I'm coming off a 6-day shakedown hike on the Pacific Crest Trail in Washington. Tons of pictures and full stories uploaded at the link in my signature, but I have to reiterate how useful one big shakedown hike was for preparing for the Appalachian Trail.

I'm interested in hearing your lessons learned from big shakedown hikes. We're nearing the end of summer, so presumably the big shakedown hikes are behind you or are coming up soon.

My big lessons learned:

  • Think you want to do a thru? Do a big shakedown trip first. Despite all the absurd things that went wrong this trip, the stab wounds, the sore feet, the hunger, the cravings, the blisters – at the end of the trip, I was still absolutely fired up about my thru next year. Discovering that you don’t have the fire in your belly for a 6-month trek while on a 1-week shakedown hike is so much better than figuring it out on a thru attempt, after you quit your job and leave your family and friends behind.
  • Setting a conservative pace for yourself for the first few days will let you get your trail legs under you with minimal risk of injury.

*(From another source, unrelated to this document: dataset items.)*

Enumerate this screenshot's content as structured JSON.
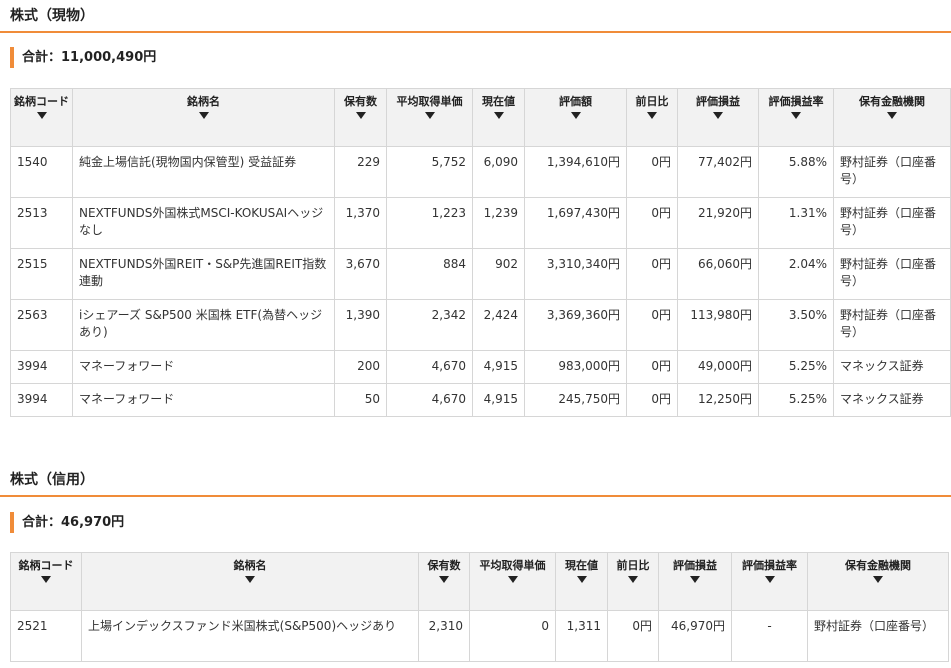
{
  "sections": {
    "spot": {
      "title": "株式（現物）",
      "total": "合計：11,000,490円"
    },
    "margin": {
      "title": "株式（信用）",
      "total": "合計：46,970円"
    }
  },
  "spot_table": {
    "headers": {
      "code": "銘柄コード",
      "name": "銘柄名",
      "qty": "保有数",
      "avg": "平均取得単価",
      "price": "現在値",
      "value": "評価額",
      "daychg": "前日比",
      "pl": "評価損益",
      "plrate": "評価損益率",
      "broker": "保有金融機関"
    },
    "rows": [
      {
        "code": "1540",
        "name": "純金上場信託(現物国内保管型) 受益証券",
        "qty": "229",
        "avg": "5,752",
        "price": "6,090",
        "value": "1,394,610円",
        "daychg": "0円",
        "pl": "77,402円",
        "plrate": "5.88%",
        "broker": "野村証券（口座番号）"
      },
      {
        "code": "2513",
        "name": "NEXTFUNDS外国株式MSCI-KOKUSAIヘッジなし",
        "qty": "1,370",
        "avg": "1,223",
        "price": "1,239",
        "value": "1,697,430円",
        "daychg": "0円",
        "pl": "21,920円",
        "plrate": "1.31%",
        "broker": "野村証券（口座番号）"
      },
      {
        "code": "2515",
        "name": "NEXTFUNDS外国REIT・S&P先進国REIT指数連動",
        "qty": "3,670",
        "avg": "884",
        "price": "902",
        "value": "3,310,340円",
        "daychg": "0円",
        "pl": "66,060円",
        "plrate": "2.04%",
        "broker": "野村証券（口座番号）"
      },
      {
        "code": "2563",
        "name": "iシェアーズ S&P500 米国株 ETF(為替ヘッジあり)",
        "qty": "1,390",
        "avg": "2,342",
        "price": "2,424",
        "value": "3,369,360円",
        "daychg": "0円",
        "pl": "113,980円",
        "plrate": "3.50%",
        "broker": "野村証券（口座番号）"
      },
      {
        "code": "3994",
        "name": "マネーフォワード",
        "qty": "200",
        "avg": "4,670",
        "price": "4,915",
        "value": "983,000円",
        "daychg": "0円",
        "pl": "49,000円",
        "plrate": "5.25%",
        "broker": "マネックス証券"
      },
      {
        "code": "3994",
        "name": "マネーフォワード",
        "qty": "50",
        "avg": "4,670",
        "price": "4,915",
        "value": "245,750円",
        "daychg": "0円",
        "pl": "12,250円",
        "plrate": "5.25%",
        "broker": "マネックス証券"
      }
    ]
  },
  "margin_table": {
    "headers": {
      "code": "銘柄コード",
      "name": "銘柄名",
      "qty": "保有数",
      "avg": "平均取得単価",
      "price": "現在値",
      "daychg": "前日比",
      "pl": "評価損益",
      "plrate": "評価損益率",
      "broker": "保有金融機関"
    },
    "rows": [
      {
        "code": "2521",
        "name": "上場インデックスファンド米国株式(S&P500)ヘッジあり",
        "qty": "2,310",
        "avg": "0",
        "price": "1,311",
        "daychg": "0円",
        "pl": "46,970円",
        "plrate": "-",
        "broker": "野村証券（口座番号）"
      }
    ]
  },
  "colors": {
    "accent": "#f08c39",
    "negative_red": "#d33a3a",
    "positive_blue": "#3b6db5",
    "header_bg": "#f2f2f2"
  },
  "icons": {
    "sort": "sort-down-triangle-icon"
  }
}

Super tired legs = Not paying attention to footfalls = Landing weird on tendons that aren’t accustomed to strain = bad stress injury to ankle / foot / knee that takes weeks to heal. Cool your jets, we’re in this for the long haul. Go for 10 miles a day your first week, then ramp it up after that. Your body will thank you.
  • Pack yourself delicious, easy-to-make food for the trail. There's reading this, and then there's experiencing this. Screw healthy food. Screw complicated cooking. Your best intentions at home will absolutely fall to hell after 24 hours on trail. I was so tired and craving salt so hard that by the end of the trip I was ready to see if my Trader Joe’s Raw Organic Almonds would make a good fire starter. Convenience and tastiness are king in the wilderness. I'm considering going stoveless for the convenience on my thru.
  • Immodium. Take it. You won’t need it ’till you drink some bad water and you’re 3 days out from town, squatting over the side of a cliff letting it fly in the wind. Then you will be really, really glad you have it.
  • Take any blogging notes in an offline app, then transfer over to WordPress or your preferred blogging platform once back in civilization. I took all my notes out on the trail in the WordPress app with my phone on Airplane mode. As soon as I took my phone off airplane mode, the drafts all deleted.